Viberti sees her, he gets up. Has he turned pale or is that just her impression? Is it the effect of the light that bleaches things for her, coming from the shade, or the contrast with the dark shirt he’s wearing? What’s certain is that Viberti is speechless.
Silvia apologizes for the intrusion, she apologizes for harassing him. She doesn’t mean to hound him. She asks if she could have just a few words with him, no more.
She isn’t wearing the black headband this morning, she tied her hair at the back of her neck like Cecilia does, in a stunted ponytail. Viberti still seems very frightened, though. He has no idea what to do.
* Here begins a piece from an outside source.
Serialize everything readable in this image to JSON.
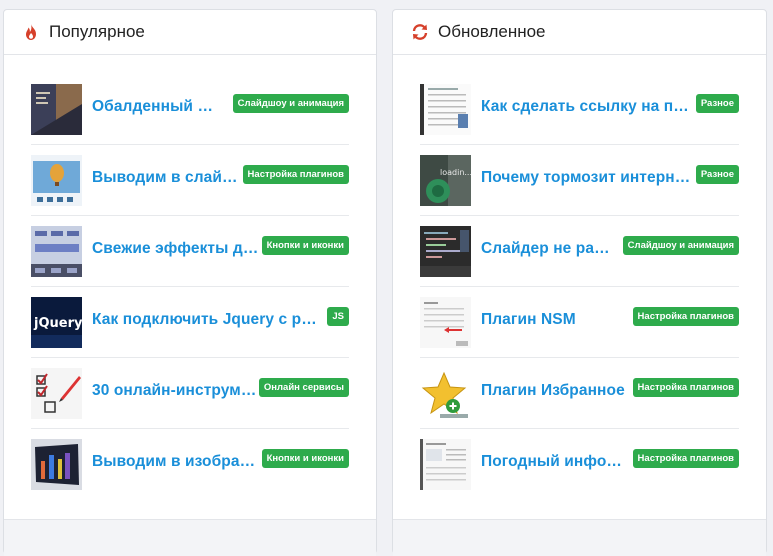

His mother, however, seeing Silvia, makes a sudden decision. She gets up and without taking off her gardening gloves goes back into the house. The son follows her with his eyes, then he says to Silvia, “Of course, come,” and he walks with her to the outer edge of the lawn, where long spikes of blue flowers stick up amid the damp grass.
* * *
As I was writing this story I kept thinking about all the things I could have asked my three parents had they still been alive. But that, almost always, is the disadvantage of writing — you write in the future, and you end up being unjust, or maybe just imprecise. You use the few surviving traces, you stitch together remnants of conversations, all the rest is fabricated; and when you fabricate, perfectly plausible, or even probable, variants are discarded for narrative expediency, to avoid causing too much pain, to conceal inopportune details and reveal harmless ones. On the other hand, if I’d questioned my three elderly parents ten or twenty years ago, wouldn’t they have treated their memories the same way?